The cross arch guy wires help hold the arch in the event of a snow load. More about that later! They also help the arch operate as a single structure during high winds. I have HIGH winds here.
To hold the cattle panels, I just made a ledge out of framing lumber. The panels simply sit on the ledge. Since they are pushing out anyway, it works great.
Once everything was in place, I added a clincher to stop the panels from being able to lift off the ledge. Again, high wind strategy!
More framing details around the opening.
The diagonal support members are just cut to fit.
Although it is 6X6, that is just a guideline. The wire isn't very precise, so things don't match up perfectly. Come as close as you can and go on.
Ragged edges are just part of the bargain.

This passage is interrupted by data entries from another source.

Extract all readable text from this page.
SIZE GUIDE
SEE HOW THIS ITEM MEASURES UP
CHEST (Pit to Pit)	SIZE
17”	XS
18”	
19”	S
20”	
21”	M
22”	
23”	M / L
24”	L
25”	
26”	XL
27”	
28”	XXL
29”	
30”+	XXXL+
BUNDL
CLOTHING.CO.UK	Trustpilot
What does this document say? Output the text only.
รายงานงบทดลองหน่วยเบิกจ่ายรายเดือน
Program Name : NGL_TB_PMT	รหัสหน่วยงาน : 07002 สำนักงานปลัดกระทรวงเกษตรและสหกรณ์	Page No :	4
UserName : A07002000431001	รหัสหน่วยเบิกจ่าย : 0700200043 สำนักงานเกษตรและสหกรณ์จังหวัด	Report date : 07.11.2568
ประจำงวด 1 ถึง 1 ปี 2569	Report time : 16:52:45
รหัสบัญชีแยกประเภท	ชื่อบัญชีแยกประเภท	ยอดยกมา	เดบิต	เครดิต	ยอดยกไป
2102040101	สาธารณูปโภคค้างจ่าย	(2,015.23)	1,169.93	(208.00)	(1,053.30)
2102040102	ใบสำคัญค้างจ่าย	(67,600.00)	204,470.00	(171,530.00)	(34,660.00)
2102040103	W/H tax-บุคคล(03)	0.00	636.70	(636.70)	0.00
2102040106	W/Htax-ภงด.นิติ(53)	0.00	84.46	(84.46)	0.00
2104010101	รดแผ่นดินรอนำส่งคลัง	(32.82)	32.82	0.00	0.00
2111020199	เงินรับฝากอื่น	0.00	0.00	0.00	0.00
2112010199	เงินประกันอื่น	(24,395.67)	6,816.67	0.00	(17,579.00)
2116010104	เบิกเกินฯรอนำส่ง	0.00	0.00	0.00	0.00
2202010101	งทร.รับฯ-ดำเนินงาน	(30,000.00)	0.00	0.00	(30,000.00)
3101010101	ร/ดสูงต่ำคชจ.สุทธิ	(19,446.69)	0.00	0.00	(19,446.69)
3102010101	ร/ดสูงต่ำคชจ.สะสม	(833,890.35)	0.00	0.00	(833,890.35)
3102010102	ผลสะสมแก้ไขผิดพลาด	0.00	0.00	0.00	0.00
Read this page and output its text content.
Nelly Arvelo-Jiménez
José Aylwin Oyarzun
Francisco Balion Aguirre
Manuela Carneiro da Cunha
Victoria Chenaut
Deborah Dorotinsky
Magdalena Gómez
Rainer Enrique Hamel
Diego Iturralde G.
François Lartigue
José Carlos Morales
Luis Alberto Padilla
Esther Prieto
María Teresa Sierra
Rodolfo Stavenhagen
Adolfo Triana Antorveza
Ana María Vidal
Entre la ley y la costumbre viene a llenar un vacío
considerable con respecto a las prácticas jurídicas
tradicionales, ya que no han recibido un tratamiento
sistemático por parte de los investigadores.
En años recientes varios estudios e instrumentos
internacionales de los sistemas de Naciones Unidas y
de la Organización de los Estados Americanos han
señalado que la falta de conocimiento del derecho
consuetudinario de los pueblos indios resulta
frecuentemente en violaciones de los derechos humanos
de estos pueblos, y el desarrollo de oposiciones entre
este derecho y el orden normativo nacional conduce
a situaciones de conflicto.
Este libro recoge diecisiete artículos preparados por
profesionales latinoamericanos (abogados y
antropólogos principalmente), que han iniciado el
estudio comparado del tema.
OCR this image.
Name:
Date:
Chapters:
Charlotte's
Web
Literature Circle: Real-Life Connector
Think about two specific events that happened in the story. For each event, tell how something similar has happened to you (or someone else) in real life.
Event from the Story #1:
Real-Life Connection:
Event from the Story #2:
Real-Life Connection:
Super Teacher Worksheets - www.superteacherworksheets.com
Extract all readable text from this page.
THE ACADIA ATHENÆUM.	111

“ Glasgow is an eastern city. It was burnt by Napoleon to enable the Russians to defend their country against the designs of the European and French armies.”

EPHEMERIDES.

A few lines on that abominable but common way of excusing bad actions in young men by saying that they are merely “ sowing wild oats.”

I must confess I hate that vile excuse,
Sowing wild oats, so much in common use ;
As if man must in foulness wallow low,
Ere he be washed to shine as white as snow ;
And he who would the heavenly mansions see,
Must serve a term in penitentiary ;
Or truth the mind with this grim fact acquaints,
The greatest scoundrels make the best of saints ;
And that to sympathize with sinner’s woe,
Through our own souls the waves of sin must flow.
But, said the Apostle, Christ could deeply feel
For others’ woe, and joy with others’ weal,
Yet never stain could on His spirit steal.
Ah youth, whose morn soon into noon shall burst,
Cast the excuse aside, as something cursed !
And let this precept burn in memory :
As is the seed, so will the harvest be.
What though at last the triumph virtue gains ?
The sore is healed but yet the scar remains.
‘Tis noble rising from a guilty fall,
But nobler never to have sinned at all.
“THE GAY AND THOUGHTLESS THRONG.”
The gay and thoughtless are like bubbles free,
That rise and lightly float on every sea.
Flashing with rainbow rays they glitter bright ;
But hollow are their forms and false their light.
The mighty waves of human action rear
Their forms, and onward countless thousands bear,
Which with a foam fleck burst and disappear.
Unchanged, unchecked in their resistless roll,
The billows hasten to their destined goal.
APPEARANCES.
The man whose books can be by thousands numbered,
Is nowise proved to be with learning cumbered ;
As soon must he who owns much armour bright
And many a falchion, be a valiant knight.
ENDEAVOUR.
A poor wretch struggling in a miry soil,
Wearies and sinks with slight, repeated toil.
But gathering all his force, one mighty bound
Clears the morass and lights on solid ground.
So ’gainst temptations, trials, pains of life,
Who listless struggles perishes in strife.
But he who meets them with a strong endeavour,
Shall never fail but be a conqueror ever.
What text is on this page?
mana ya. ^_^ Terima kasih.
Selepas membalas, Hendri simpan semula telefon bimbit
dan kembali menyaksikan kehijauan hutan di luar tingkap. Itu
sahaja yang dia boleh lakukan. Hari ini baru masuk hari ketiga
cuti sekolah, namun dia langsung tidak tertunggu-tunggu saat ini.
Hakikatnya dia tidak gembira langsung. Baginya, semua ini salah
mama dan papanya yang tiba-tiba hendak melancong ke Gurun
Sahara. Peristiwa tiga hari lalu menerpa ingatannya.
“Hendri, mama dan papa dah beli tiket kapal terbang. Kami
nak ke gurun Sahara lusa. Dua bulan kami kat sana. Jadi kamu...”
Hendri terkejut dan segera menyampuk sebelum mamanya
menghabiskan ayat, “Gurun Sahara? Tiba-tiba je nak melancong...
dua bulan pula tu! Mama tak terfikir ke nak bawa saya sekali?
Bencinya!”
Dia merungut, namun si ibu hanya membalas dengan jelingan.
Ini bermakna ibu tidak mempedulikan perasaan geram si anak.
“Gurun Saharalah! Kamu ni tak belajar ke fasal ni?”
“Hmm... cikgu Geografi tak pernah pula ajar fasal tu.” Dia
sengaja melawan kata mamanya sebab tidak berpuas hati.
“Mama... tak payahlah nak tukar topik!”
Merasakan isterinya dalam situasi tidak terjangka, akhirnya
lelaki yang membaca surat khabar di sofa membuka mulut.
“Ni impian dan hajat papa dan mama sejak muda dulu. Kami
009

To save money and save materials, I cut in pieces where ever I could. This wire is to add wind support for the plastic skin. It isn't giving the structure any strength or integrity.
Every sharp exposed edge got black taped up.
Call me Edsel if you want, but I didn't like the black. So, I painted the black tape with some brown camo spray paint from Walmart. (Edsel was Henry Ford's son. It's part of the story.)
Common gate latches are all I need for my doors. No burgelers or thieves here. I do have raccoons and 'possums and coyotes and wind though, so I need something positive to latch and hold the doors.
Lettuce loves to grow in hydroponic basins. These corner shelves and some sweater pans from Walmart work perfectly.
Bottom view, for those who care.
See the doors wide open? During the summer, that's the way they stay most of the time. It gets really hot in there!
In the winter, it gets really cold in there!
One storm was a windless, heavy wet snowfall. The arches just couldn't take it.
The snow load caused them to fail and compress inwardly.